I find on my computer that I can't go about max=33 on my computer with allowRepetitions=false (see above) as I get an out of memory error. If you remove the dictionary cache, then this would presumably not happen although it is much slower.

I find a lot of the entries in the cache have no results in the value.

Is their any way of improving this algorithm, i.e. can it be made faster with the same memory usage, or to use less memory with the same efficiency?

To me a simpler approach would be to calculate the LCM of the denominators as you build a List<Fraction>. Now one more iteration through the list can get a sum of the numerators converted to the LCM equivalent.

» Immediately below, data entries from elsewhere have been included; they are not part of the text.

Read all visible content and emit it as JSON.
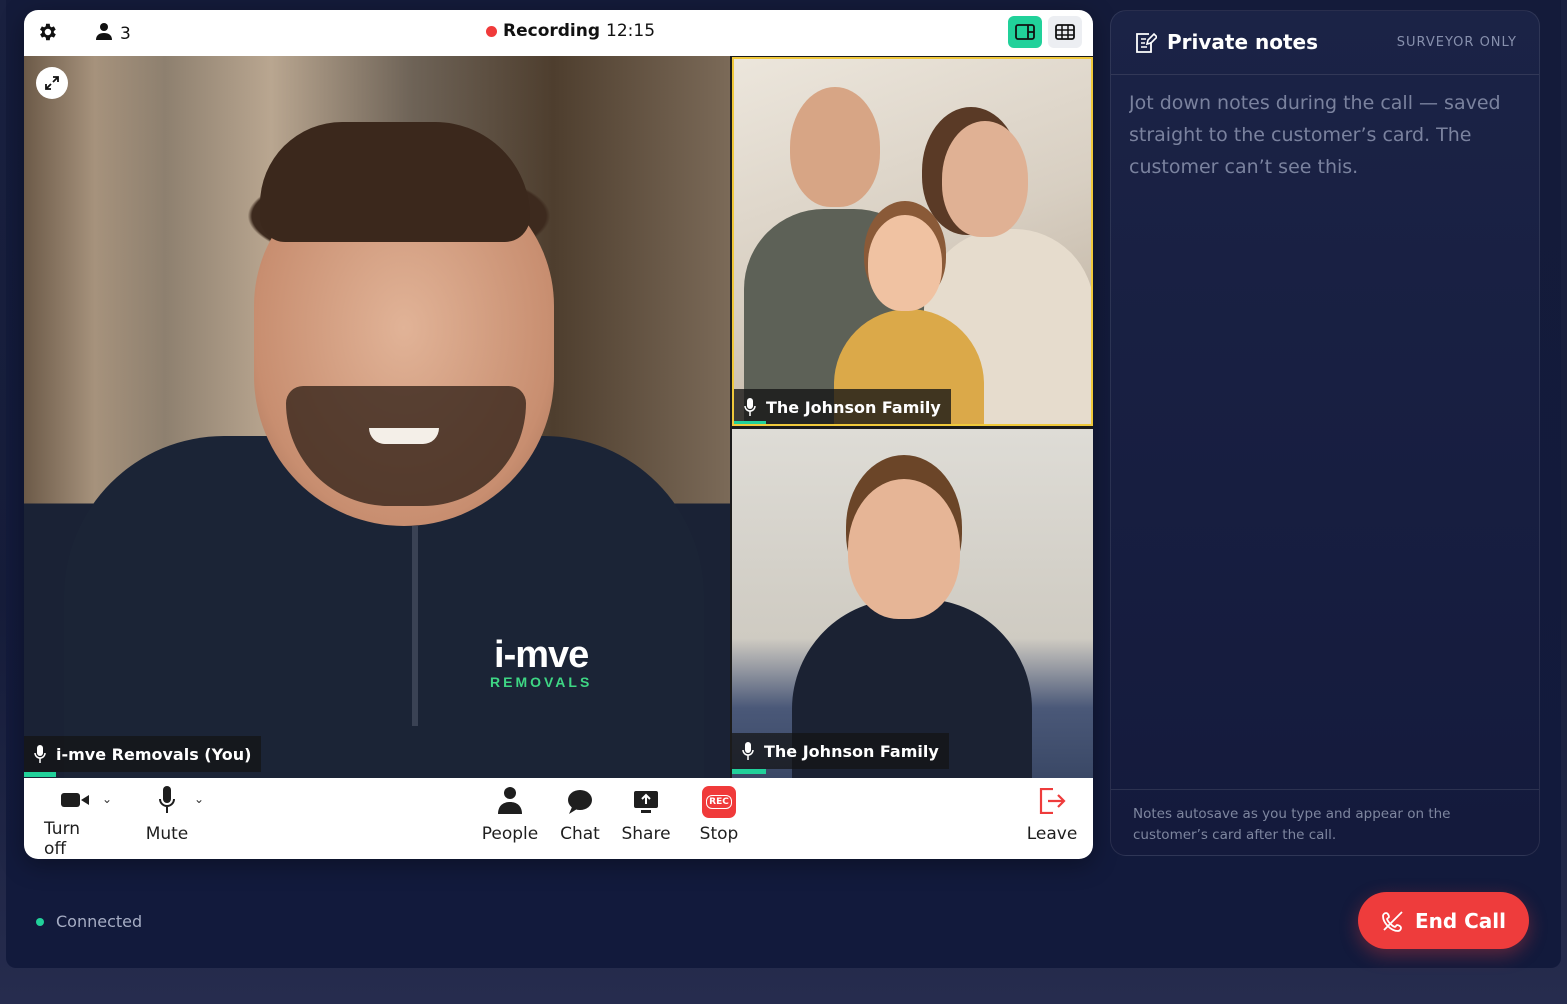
{
  "call": {
    "participant_count": "3",
    "recording_label": "Recording",
    "recording_time": "12:15"
  },
  "tiles": {
    "main": {
      "name": "i-mve Removals (You)",
      "logo_line1": "i-mve",
      "logo_line2": "REMOVALS"
    },
    "top_right": {
      "name": "The Johnson Family"
    },
    "bottom_right": {
      "name": "The Johnson Family"
    }
  },
  "controls": {
    "camera": "Turn off",
    "mic": "Mute",
    "people": "People",
    "chat": "Chat",
    "share": "Share",
    "stop": "Stop",
    "rec_badge": "REC",
    "leave": "Leave"
  },
  "notes": {
    "title": "Private notes",
    "badge": "SURVEYOR ONLY",
    "placeholder": "Jot down notes during the call — saved straight to the customer’s card. The customer can’t see this.",
    "footer": "Notes autosave as you type and appear on the customer’s card after the call."
  },
  "status": {
    "label": "Connected"
  },
  "end_call": {
    "label": "End Call"
  },
  "colors": {
    "accent": "#21d19a",
    "danger": "#ee3c3c",
    "highlight": "#f0c93b"
  }
}
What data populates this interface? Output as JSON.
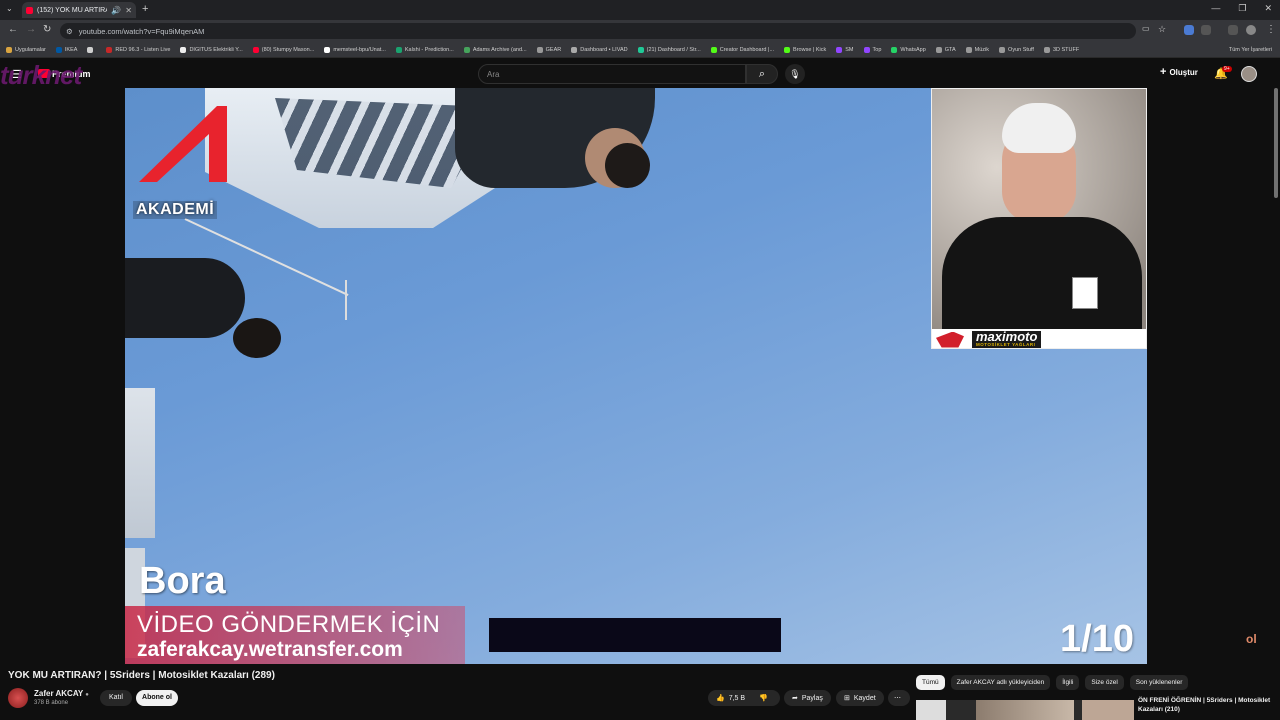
{
  "browser": {
    "tab_title": "(152) YOK MU ARTIRAN? |",
    "url": "youtube.com/watch?v=Fqu9iMqenAM",
    "bookmarks": [
      {
        "label": "Uygulamalar",
        "color": "#d9a440"
      },
      {
        "label": "IKEA",
        "color": "#0058a3"
      },
      {
        "label": "",
        "color": "#cfcfcf"
      },
      {
        "label": "RED 96.3 - Listen Live",
        "color": "#c62828"
      },
      {
        "label": "DIGITUS Elektrikli Y...",
        "color": "#eeeeee"
      },
      {
        "label": "(80) Stumpy Mason...",
        "color": "#ff0033"
      },
      {
        "label": "memsteel-bpu/Unat...",
        "color": "#ffffff"
      },
      {
        "label": "Kalshi - Prediction...",
        "color": "#1aa36f"
      },
      {
        "label": "Adams Archive (and...",
        "color": "#46a35c"
      },
      {
        "label": "GEAR",
        "color": "#999999"
      },
      {
        "label": "Dashboard • LIVAD",
        "color": "#aaaaaa"
      },
      {
        "label": "(21) Dashboard / Str...",
        "color": "#20c997"
      },
      {
        "label": "Creator Dashboard |...",
        "color": "#53fc18"
      },
      {
        "label": "Browse | Kick",
        "color": "#53fc18"
      },
      {
        "label": "SM",
        "color": "#9146ff"
      },
      {
        "label": "Top",
        "color": "#9146ff"
      },
      {
        "label": "WhatsApp",
        "color": "#25d366"
      },
      {
        "label": "GTA",
        "color": "#999999"
      },
      {
        "label": "Müzik",
        "color": "#999999"
      },
      {
        "label": "Oyun Stuff",
        "color": "#999999"
      },
      {
        "label": "3D STUFF",
        "color": "#999999"
      }
    ],
    "all_bookmarks": "Tüm Yer İşaretleri"
  },
  "youtube": {
    "logo_text": "Premium",
    "overlay_brand": "turknet",
    "search_placeholder": "Ara",
    "create_label": "Oluştur",
    "notification_count": "9+"
  },
  "video": {
    "akademi_label": "AKADEMİ",
    "rider_name": "Bora",
    "send_text": "VİDEO GÖNDERMEK İÇİN",
    "send_url": "zaferakcay.wetransfer.com",
    "counter": "1/10",
    "pip_brand": "maximoto",
    "pip_brand_sub": "MOTOSİKLET YAĞLARI",
    "corner_logo": "ol"
  },
  "below": {
    "title": "YOK MU ARTIRAN? | 5Sriders | Motosiklet Kazaları (289)",
    "channel_name": "Zafer AKCAY",
    "subscribers": "378 B abone",
    "join_label": "Katıl",
    "subscribe_label": "Abone ol",
    "likes": "7,5 B",
    "share_label": "Paylaş",
    "save_label": "Kaydet"
  },
  "chips": [
    "Tümü",
    "Zafer AKCAY adlı yükleyiciden",
    "İlgili",
    "Size özel",
    "Son yüklenenler"
  ],
  "recommendation": {
    "title": "ÖN FRENİ ÖĞRENİN | 5Sriders | Motosiklet Kazaları (210)"
  }
}
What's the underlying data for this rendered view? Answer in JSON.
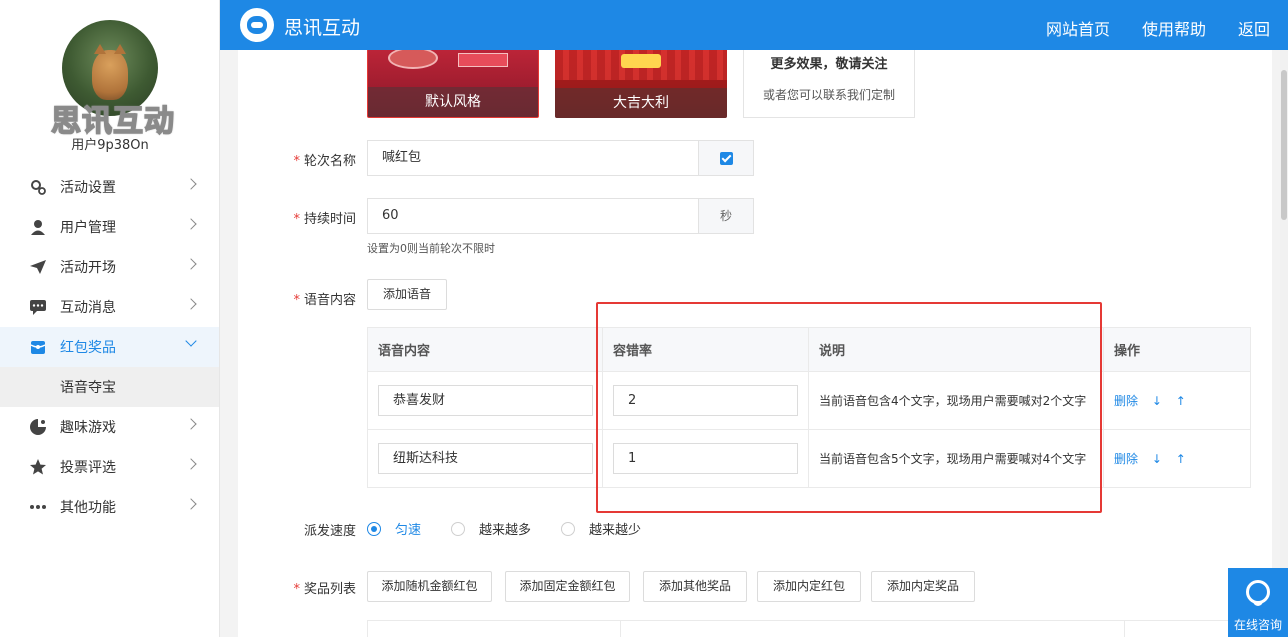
{
  "user": {
    "name": "用户9p38On",
    "brand_watermark": "思讯互动"
  },
  "header": {
    "title": "思讯互动",
    "nav": [
      "网站首页",
      "使用帮助",
      "返回"
    ]
  },
  "sidebar": {
    "items": [
      {
        "label": "活动设置",
        "icon": "gear-icon"
      },
      {
        "label": "用户管理",
        "icon": "user-icon"
      },
      {
        "label": "活动开场",
        "icon": "send-icon"
      },
      {
        "label": "互动消息",
        "icon": "chat-icon"
      },
      {
        "label": "红包奖品",
        "icon": "gift-icon",
        "active": true
      },
      {
        "label": "趣味游戏",
        "icon": "game-icon"
      },
      {
        "label": "投票评选",
        "icon": "star-icon"
      },
      {
        "label": "其他功能",
        "icon": "more-icon"
      }
    ],
    "submenu": {
      "label": "语音夺宝"
    }
  },
  "templates": [
    {
      "label": "默认风格"
    },
    {
      "label": "大吉大利"
    }
  ],
  "more_templates": {
    "line1": "更多效果，敬请关注",
    "line2": "或者您可以联系我们定制"
  },
  "form": {
    "round_name": {
      "label": "轮次名称",
      "value": "喊红包"
    },
    "duration": {
      "label": "持续时间",
      "value": "60",
      "unit": "秒",
      "hint": "设置为0则当前轮次不限时"
    },
    "voice": {
      "label": "语音内容",
      "add_button": "添加语音"
    },
    "speed": {
      "label": "派发速度",
      "options": [
        "匀速",
        "越来越多",
        "越来越少"
      ],
      "selected": 0
    },
    "prizes": {
      "label": "奖品列表",
      "buttons": [
        "添加随机金额红包",
        "添加固定金额红包",
        "添加其他奖品",
        "添加内定红包",
        "添加内定奖品"
      ]
    }
  },
  "voice_table": {
    "headers": [
      "语音内容",
      "容错率",
      "说明",
      "操作"
    ],
    "rows": [
      {
        "content": "恭喜发财",
        "tolerance": "2",
        "note": "当前语音包含4个文字，现场用户需要喊对2个文字",
        "delete": "删除",
        "down": "↓",
        "up": "↑"
      },
      {
        "content": "纽斯达科技",
        "tolerance": "1",
        "note": "当前语音包含5个文字，现场用户需要喊对4个文字",
        "delete": "删除",
        "down": "↓",
        "up": "↑"
      }
    ]
  },
  "consult": {
    "label": "在线咨询"
  }
}
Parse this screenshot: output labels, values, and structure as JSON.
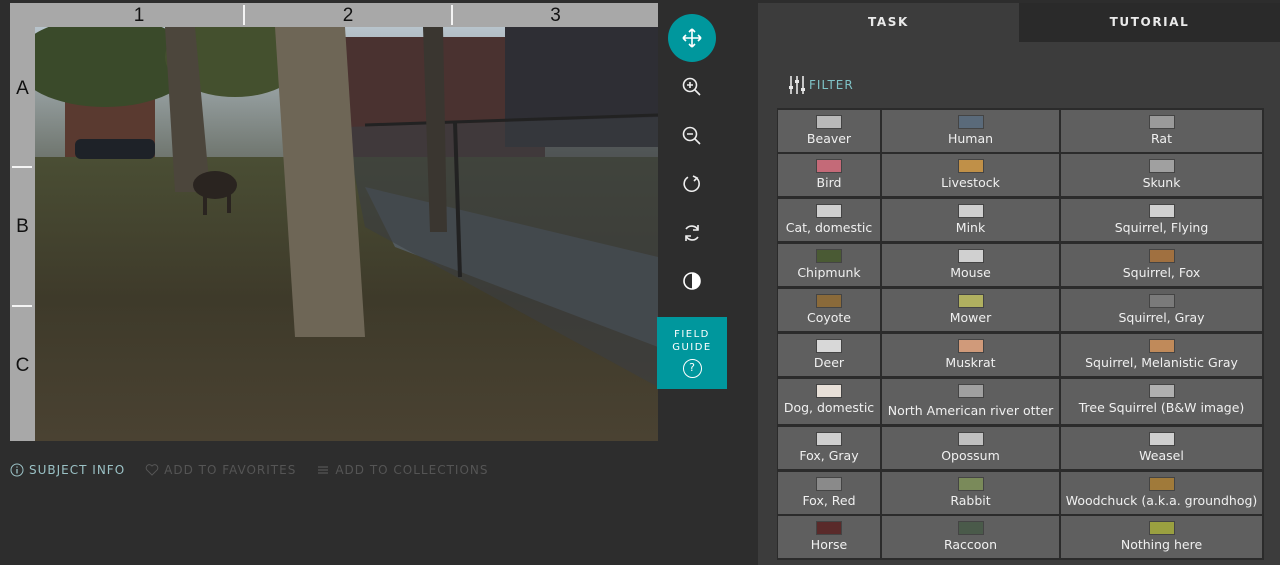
{
  "viewer": {
    "columns": [
      "1",
      "2",
      "3"
    ],
    "rows": [
      "A",
      "B",
      "C"
    ]
  },
  "tools": {
    "field_guide_line1": "FIELD",
    "field_guide_line2": "GUIDE",
    "field_guide_q": "?"
  },
  "meta": {
    "subject_info": "SUBJECT INFO",
    "add_to_favorites": "ADD TO FAVORITES",
    "add_to_collections": "ADD TO COLLECTIONS"
  },
  "panel": {
    "tab_task": "TASK",
    "tab_tutorial": "TUTORIAL",
    "filter": "FILTER",
    "columns": [
      [
        "Beaver",
        "Bird",
        "Cat, domestic",
        "Chipmunk",
        "Coyote",
        "Deer",
        "Dog, domestic",
        "Fox, Gray",
        "Fox, Red",
        "Horse"
      ],
      [
        "Human",
        "Livestock",
        "Mink",
        "Mouse",
        "Mower",
        "Muskrat",
        "North American river otter",
        "Opossum",
        "Rabbit",
        "Raccoon"
      ],
      [
        "Rat",
        "Skunk",
        "Squirrel, Flying",
        "Squirrel, Fox",
        "Squirrel, Gray",
        "Squirrel, Melanistic Gray",
        "Tree Squirrel (B&W image)",
        "Weasel",
        "Woodchuck (a.k.a. groundhog)",
        "Nothing here"
      ]
    ],
    "thumb_colors": [
      [
        "#b9b9b9",
        "#c46a78",
        "#cfcfcf",
        "#4a5a34",
        "#8a6a3a",
        "#d8d8d8",
        "#e8e0d8",
        "#cfcfcf",
        "#8a8a8a",
        "#5a2a2a"
      ],
      [
        "#5a6a7a",
        "#c09048",
        "#cfcfcf",
        "#d0d0d0",
        "#b0b060",
        "#d09a7a",
        "#a0a0a0",
        "#c0c0c0",
        "#7a8a5a",
        "#4a5a4a"
      ],
      [
        "#9a9a9a",
        "#a0a0a0",
        "#d0d0d0",
        "#a07040",
        "#7a7a7a",
        "#c08a5a",
        "#b0b0b0",
        "#cfcfcf",
        "#a07a3a",
        "#9aa040"
      ]
    ]
  }
}
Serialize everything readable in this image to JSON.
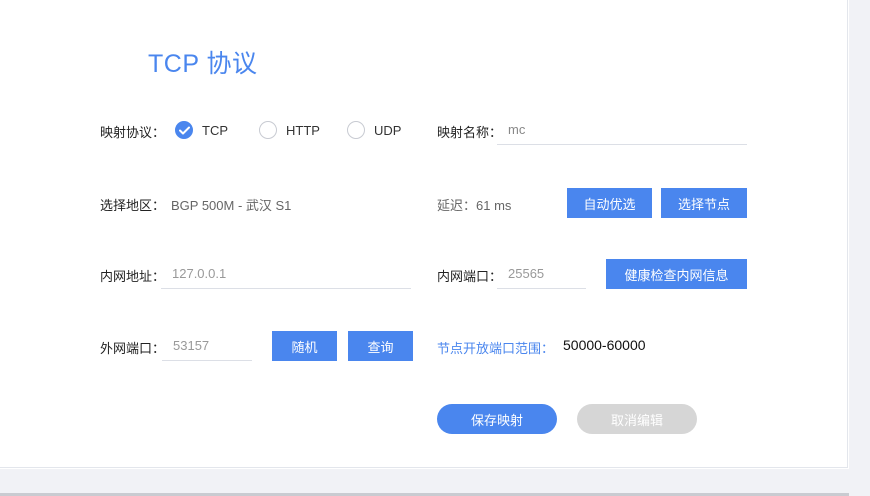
{
  "title": "TCP 协议",
  "protocol": {
    "label": "映射协议：",
    "options": [
      {
        "label": "TCP",
        "checked": true
      },
      {
        "label": "HTTP",
        "checked": false
      },
      {
        "label": "UDP",
        "checked": false
      }
    ]
  },
  "mapping_name": {
    "label": "映射名称：",
    "value": "mc"
  },
  "region": {
    "label": "选择地区：",
    "value": "BGP 500M - 武汉 S1"
  },
  "latency": {
    "text": "延迟：61 ms"
  },
  "buttons": {
    "auto_select": "自动优选",
    "select_node": "选择节点",
    "health_check": "健康检查内网信息",
    "random": "随机",
    "query": "查询",
    "save": "保存映射",
    "cancel": "取消编辑"
  },
  "local_address": {
    "label": "内网地址：",
    "placeholder": "127.0.0.1"
  },
  "local_port": {
    "label": "内网端口：",
    "placeholder": "25565"
  },
  "remote_port": {
    "label": "外网端口：",
    "placeholder": "53157"
  },
  "port_range": {
    "label": "节点开放端口范围：",
    "value": "50000-60000"
  },
  "colors": {
    "accent": "#4a86ee",
    "disabled": "#d6d6d6"
  }
}
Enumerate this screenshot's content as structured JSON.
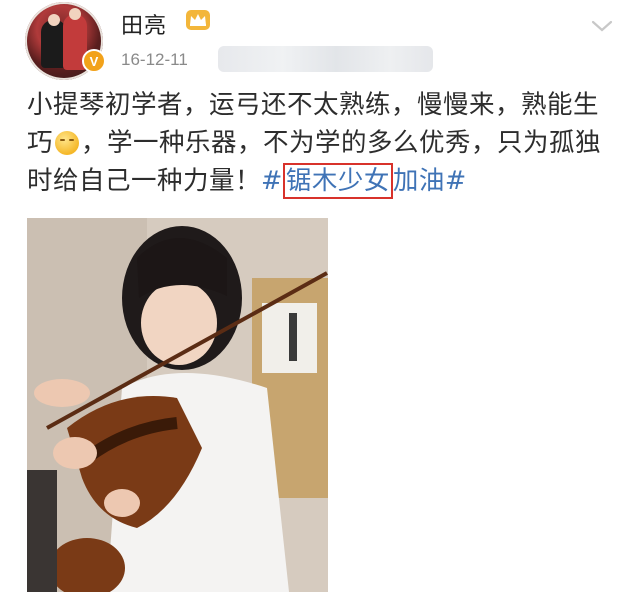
{
  "post": {
    "author": {
      "name": "田亮",
      "verified_badge": "V",
      "avatar_icon": "avatar-photo",
      "badge_icon": "crown-icon"
    },
    "date": "16-12-11",
    "more_icon": "chevron-down-icon",
    "text": {
      "line1": "小提琴初学者，运弓还不太熟练，慢慢来，熟能生",
      "line2_a": "巧",
      "line2_b": "，学一种乐器，不为学的多么优秀，只为孤独",
      "line3_a": "时给自己一种力量！",
      "hashtag_open": "#",
      "hashtag_highlighted": "锯木少女",
      "hashtag_rest": "加油#"
    },
    "emoji_icon": "crying-laughing-emoji-icon",
    "photo_icon": "girl-playing-violin-photo"
  },
  "colors": {
    "hashtag": "#3f73b6",
    "highlight_box": "#d8322b",
    "text": "#2d2d2d",
    "date": "#8a8a8a"
  }
}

If that sum matches the LCM of the denominators the sum of the fractions is 1. Here's a demonstration that builds the list from the MathML in your sample:

static void Main()
{
List<Fraction> fracs = new List<Fraction>();
XmlDocument xDoc = new XmlDocument();
long accumulatedLCM = 0;
foreach(XmlNode n in xDoc.GetElementsByTagName("mfrac"))
{
if(fracs.Count() == 2)
{
accumulatedLCM = LCM(fracs[0].Denominator, fracs[1].Denominator);
}
if(fracs.Count() > 2)
{
accumulatedLCM = LCM(accumulatedLCM, fracs.Last().Denominator);
}
}
long numSum = 0;
foreach(Fraction f in fracs)
{
numSum += accumulatedLCM / f.Denominator;
}
if(numSum == accumulatedLCM)
{
Console.WriteLine("True");
}
else
{
Console.WriteLine("False");
}
return;
}
static long GCD(long a, long b)
{
if (b == 0)
return a;
else
return GCD(b, a % b);
}
static long LCM(long a, long b)
{
return a * (b / GCD(a, b));
}

• Document your code better. In particular, there is quit a bit going on in Decompose that is not obvious. Even some comments you do have lead to more questions than answers. For example:

if (cachedResult.Min <= min)    //match on the fraction found but the minimum is lower so need to remove invalid results


How did these "invalid results" get in our cache to begin with?

• What good are RecipSumToOneCalc objects? The only thing we can do with one is call Decompose(), which should return the same result no matter how many times it's called. So there's really not any point to constructing one and passing it around in a program. It seems like it would be better to make Decompose static, and make RecipSumToOneCalc's constructor private. Alternatively, I suppose we could call Decompose() in the constructor -- but usually we don't think of constructors being used for heavy computations like that.
• Fraction components are represented using both longs and bytes. A byte is significantly smaller than a long. (I'm guessing -- but can only guess -- that you use bytes because it leads to a smaller memory footprint? If that's the case, at least document it.)
• Your Fraction class uses longs to represent numerators and denominators. This probably isn't an issue for this particular problem, but it would be useful for more problems if Fraction supported arbitrary precision. This could be accomplished via BigInteger.
• Operations on Fractions would be easier to read if you used operator overloading. For example:

Fraction remainder = f.Subtract(oneOver);

would become:

Fraction remainder = f - oneOver;

• Fraction is incomplete. The only binary operation it supports are Equals and Subtract. But even Subtract could be expressed in terms of + (along with negation).
• Don't reinvent the wheel. Consider using an existing implementation of rational numbers.